A ce titre, rappelons que seuls les membres du parti nazi allemand qui étaient des criminels ou des complices de ceux-ci ont été poursuivis après la Deuxième guerre mondiale.
Tous les Allemands (et Autrichiens) qui ont suivi Hitler du tout début de son accession au pouvoir jusqu’au bout du bout et l’ont adulé n’ont pas été inquiétés.
Ne sont-ils pas pourtant des complices tout aussi dangereux car ayant voté pour un parti qui cachait peu ses intentions puis soutenu un régime criminel lui permettant de commettre ses méfaits et son génocide?
Beaucoup d’ailleurs ne se sont jamais repentis et ont toujours adhéré à l’idéologie national-socialiste après la guerre.
N’oublions jamais ce sondage réalisé par l’armée américaine en 1945 où, dans un pays totalement dévasté et génocidaire du fait de la folie d’Hitler et de ses comparses, une majorité d’Allemands estimaient que le nazisme était un bon régime mais «mal appliqué»…
Comment alors considérer ceux qui sont des soutiens aux partis extrémistes dont les objectifs sont la destruction de la démocratie républicaine libérale?

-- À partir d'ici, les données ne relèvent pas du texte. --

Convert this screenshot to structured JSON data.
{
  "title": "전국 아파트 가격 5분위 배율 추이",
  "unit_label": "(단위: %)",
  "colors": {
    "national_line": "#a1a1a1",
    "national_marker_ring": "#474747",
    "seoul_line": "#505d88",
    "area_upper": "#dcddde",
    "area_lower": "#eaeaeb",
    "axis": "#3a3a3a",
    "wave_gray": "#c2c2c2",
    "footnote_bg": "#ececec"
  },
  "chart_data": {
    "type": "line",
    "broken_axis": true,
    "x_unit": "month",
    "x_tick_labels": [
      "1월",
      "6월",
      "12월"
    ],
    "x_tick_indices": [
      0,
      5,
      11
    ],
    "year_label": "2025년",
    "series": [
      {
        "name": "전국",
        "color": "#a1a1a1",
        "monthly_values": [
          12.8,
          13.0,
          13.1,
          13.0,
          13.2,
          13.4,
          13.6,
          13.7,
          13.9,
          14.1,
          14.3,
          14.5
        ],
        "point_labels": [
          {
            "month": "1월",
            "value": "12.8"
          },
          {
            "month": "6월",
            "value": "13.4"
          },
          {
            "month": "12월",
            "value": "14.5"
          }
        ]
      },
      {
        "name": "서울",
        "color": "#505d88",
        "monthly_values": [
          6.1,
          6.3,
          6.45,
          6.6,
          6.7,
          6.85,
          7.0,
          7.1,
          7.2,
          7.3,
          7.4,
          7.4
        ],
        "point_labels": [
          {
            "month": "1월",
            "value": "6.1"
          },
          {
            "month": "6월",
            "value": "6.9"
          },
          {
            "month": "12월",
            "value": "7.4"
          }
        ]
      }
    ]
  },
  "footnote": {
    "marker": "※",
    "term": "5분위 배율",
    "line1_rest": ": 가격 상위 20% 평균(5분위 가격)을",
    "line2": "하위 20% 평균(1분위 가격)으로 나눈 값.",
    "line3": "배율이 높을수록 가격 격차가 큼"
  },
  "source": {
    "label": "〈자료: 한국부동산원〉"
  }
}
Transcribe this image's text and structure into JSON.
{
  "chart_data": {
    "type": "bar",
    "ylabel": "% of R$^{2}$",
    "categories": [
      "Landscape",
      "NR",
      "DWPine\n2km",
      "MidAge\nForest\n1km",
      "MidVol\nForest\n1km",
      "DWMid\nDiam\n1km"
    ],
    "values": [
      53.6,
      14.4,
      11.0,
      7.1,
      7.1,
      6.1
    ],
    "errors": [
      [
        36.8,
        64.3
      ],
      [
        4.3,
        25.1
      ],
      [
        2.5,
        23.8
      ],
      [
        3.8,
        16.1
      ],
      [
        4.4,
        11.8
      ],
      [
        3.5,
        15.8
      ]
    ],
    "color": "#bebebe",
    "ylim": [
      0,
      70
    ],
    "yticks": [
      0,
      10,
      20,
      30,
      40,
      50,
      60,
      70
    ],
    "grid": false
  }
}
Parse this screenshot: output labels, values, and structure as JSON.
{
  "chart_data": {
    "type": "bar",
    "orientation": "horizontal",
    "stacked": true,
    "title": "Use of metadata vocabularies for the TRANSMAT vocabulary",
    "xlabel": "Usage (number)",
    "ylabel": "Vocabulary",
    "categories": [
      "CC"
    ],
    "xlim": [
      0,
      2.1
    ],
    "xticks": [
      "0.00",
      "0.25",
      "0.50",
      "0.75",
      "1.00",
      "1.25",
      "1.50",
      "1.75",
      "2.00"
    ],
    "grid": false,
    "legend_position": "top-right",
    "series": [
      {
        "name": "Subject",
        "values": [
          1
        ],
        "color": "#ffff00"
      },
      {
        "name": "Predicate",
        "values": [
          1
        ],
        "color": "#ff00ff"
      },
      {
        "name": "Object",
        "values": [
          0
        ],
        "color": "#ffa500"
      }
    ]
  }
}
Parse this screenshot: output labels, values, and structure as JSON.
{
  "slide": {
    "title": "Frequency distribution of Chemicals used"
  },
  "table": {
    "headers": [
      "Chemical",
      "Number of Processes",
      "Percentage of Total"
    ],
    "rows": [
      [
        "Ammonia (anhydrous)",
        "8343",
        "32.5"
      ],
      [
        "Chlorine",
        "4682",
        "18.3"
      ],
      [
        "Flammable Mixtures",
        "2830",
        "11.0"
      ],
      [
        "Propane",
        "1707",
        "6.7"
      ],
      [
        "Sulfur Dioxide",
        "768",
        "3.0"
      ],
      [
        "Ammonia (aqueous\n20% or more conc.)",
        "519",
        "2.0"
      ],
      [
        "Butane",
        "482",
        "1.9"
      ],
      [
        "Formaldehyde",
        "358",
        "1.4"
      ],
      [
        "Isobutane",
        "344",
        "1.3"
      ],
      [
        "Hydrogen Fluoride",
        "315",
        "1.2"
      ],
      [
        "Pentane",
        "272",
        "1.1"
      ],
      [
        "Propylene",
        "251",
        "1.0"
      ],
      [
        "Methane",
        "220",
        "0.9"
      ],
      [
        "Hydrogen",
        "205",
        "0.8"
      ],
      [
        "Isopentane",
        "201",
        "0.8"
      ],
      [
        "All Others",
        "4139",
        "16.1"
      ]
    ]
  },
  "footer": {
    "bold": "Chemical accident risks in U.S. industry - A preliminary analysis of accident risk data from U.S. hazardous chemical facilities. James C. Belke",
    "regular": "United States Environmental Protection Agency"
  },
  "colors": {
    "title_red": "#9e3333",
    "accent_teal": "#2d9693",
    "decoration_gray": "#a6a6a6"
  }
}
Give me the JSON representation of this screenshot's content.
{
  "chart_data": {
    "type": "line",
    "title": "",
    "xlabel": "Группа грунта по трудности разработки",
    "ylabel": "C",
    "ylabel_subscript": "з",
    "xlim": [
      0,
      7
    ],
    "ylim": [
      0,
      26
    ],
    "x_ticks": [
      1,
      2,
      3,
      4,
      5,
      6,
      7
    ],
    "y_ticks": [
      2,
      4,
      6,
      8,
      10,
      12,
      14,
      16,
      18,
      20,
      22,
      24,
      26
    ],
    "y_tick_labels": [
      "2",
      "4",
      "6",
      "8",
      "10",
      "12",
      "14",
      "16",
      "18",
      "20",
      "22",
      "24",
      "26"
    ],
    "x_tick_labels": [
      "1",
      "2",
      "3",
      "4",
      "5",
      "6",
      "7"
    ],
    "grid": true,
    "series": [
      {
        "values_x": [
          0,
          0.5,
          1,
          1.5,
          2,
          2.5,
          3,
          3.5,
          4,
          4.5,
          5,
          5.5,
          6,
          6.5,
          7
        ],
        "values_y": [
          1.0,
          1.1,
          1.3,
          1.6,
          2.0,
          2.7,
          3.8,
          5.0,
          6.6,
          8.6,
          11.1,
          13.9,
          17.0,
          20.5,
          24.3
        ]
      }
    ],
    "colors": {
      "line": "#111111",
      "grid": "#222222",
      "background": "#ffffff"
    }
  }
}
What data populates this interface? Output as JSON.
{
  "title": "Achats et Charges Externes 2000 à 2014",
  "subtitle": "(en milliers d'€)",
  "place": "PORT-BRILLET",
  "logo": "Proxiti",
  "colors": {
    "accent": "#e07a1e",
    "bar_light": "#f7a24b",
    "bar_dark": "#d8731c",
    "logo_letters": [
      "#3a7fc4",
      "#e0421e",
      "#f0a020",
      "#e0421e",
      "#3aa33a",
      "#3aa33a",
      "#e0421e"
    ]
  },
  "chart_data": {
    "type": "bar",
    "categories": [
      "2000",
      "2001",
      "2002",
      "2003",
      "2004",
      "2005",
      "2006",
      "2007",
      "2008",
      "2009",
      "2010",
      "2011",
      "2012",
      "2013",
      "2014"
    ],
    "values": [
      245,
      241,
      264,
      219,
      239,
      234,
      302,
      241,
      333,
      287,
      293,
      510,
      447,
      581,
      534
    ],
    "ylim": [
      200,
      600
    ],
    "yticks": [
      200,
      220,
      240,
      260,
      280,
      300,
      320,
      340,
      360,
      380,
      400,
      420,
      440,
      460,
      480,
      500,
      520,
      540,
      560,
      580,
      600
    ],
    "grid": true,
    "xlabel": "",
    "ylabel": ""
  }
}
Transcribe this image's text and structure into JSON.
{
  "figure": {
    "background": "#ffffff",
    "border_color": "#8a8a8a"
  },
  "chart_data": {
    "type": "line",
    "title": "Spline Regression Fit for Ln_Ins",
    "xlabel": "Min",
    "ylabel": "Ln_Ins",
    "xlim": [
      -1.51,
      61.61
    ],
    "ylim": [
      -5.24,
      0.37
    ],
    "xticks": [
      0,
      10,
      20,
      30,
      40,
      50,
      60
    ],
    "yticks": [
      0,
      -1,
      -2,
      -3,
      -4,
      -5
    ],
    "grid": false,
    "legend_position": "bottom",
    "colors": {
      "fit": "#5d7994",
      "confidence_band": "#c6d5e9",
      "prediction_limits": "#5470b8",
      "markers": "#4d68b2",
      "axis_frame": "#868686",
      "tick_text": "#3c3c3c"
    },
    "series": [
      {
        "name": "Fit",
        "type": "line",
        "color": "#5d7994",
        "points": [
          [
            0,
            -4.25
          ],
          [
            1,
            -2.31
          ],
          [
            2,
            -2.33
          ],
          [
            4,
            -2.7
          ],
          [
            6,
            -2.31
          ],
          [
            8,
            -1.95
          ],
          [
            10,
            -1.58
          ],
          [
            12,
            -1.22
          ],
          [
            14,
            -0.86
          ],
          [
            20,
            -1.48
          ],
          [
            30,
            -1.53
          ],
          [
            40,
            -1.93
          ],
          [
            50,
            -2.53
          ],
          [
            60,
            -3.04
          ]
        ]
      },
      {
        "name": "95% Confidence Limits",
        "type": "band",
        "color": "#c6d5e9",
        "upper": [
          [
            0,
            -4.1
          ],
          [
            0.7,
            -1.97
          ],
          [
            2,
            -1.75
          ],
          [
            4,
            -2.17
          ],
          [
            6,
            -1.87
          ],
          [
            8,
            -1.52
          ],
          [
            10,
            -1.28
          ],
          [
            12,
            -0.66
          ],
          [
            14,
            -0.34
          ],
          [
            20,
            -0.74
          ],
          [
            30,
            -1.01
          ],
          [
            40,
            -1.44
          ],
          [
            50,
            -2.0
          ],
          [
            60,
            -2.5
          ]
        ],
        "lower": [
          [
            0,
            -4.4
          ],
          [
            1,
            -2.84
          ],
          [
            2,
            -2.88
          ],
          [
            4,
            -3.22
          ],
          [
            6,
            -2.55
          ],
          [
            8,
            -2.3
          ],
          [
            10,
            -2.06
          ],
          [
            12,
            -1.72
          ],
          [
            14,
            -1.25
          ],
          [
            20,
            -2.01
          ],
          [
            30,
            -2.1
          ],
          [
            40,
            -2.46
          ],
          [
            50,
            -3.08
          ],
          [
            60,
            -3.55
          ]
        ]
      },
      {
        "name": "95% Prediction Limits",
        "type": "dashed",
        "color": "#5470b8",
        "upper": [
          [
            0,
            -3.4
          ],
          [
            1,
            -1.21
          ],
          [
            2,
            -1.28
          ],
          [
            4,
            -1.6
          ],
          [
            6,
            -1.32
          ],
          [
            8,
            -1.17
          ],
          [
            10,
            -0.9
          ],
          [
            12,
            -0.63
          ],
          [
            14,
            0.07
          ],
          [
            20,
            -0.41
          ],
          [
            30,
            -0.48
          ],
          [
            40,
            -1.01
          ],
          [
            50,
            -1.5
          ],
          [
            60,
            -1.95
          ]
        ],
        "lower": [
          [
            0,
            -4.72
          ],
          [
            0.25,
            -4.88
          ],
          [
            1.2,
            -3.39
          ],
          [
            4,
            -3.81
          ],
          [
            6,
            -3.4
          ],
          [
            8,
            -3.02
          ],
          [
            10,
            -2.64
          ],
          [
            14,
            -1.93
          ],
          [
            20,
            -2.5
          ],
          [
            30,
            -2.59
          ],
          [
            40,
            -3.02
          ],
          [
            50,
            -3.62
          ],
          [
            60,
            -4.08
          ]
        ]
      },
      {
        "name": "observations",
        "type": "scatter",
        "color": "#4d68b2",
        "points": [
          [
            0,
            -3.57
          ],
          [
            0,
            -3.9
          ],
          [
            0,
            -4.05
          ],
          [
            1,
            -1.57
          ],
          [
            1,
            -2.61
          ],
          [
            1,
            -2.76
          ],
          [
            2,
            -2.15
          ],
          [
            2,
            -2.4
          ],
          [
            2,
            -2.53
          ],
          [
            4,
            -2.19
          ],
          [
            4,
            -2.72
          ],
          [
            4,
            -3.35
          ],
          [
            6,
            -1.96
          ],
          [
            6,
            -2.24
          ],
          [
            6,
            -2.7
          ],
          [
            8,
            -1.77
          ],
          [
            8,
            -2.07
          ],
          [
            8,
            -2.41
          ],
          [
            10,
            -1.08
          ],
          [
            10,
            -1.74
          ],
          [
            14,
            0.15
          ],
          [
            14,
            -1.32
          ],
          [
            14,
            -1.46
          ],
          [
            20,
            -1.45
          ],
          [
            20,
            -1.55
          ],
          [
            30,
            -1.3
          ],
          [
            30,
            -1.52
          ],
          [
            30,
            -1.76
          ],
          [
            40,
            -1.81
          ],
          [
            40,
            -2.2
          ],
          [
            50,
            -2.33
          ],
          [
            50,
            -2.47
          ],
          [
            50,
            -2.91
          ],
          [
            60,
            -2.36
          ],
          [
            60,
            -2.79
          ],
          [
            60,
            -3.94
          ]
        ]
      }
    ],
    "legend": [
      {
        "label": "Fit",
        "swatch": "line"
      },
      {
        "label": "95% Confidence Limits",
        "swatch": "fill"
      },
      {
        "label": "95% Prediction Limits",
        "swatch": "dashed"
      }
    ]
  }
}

Doit-on tenter de les convaincre de leur égarement en les ménageant, doit-on les combattre sans merci tant qu’ils sont les enfants prodigues de la démocratie ou doit-on les exclure définitivement de la communauté démocratique?
Beaucoup de politiques ne veulent pas stigmatiser cet électorat des partis dont l’idéologie est soit populiste, soit totalitaire, soit les deux.
Pour eux leur égarement n’est pas un pécher capital, seulement une simple erreur.
De fait, ils ne les excluent pas de la communauté démocratique.
C’est-à-dire qu’ils leur permettent d’agir et de parler pour défendre ces idéologies liberticides et irrespectueuses de la dignité de l’individu au nom de la liberté elle-même.
En agissant ainsi ne commettent-ils pas une grave erreur qui atténue leur acte d’adhésion au populisme ou au totalitarisme, ce qui d’ailleurs peut inciter d’autres à les rejoindre?
Car ceux qui, en responsabilité, décident de combattre la démocratie républicaine libérale ne peuvent être considérés comme de simples «égarés».
Ils ont choisi librement ce combat et la violence qui va le plus souvent avec en déniant que les valeurs humanistes portées par ce régime sont les seules qui respectent la dignité de chaque individu et qui permettent de vivre dans une société de paix et de concorde avec comme devise «liberté, égalité, fraternité».
Leur proposer la rédemption gratuite et le pardon automatique quand ils se seront rendus compte de leur égarement est un bien mauvais message envoyé à tous ceux qui franchissent la ligne de la démocratie puisqu’ils ne seront pas tenus de rendre des comptes.
Ainsi, tout engagement produit des conséquences qui ne peuvent être passées par pertes et profits.
Bien sûr, la démocratie républicaine libérale n’est pas un régime qui exclut.
Au contraire, celle-ci s’établit sur le consensus et l’acceptation de tous.
Mais peut-on accepter qu’elle nourrisse elle-même de par ses valeurs, ses principes et ses règles ses ennemis au nom même de ses valeurs, de ses principes et de ses règles?!
Si tel est le cas, elle demeurera toujours d’une extrême fragilité.
Cependant, si elle agit pour se protéger, elle sera sur une ligne de crête quant à ses valeurs, ses principes et ses règles.
Néanmoins, elle ne peut demeurer sans réaction au risque d’être détruite par ses ennemis de l’intérieur.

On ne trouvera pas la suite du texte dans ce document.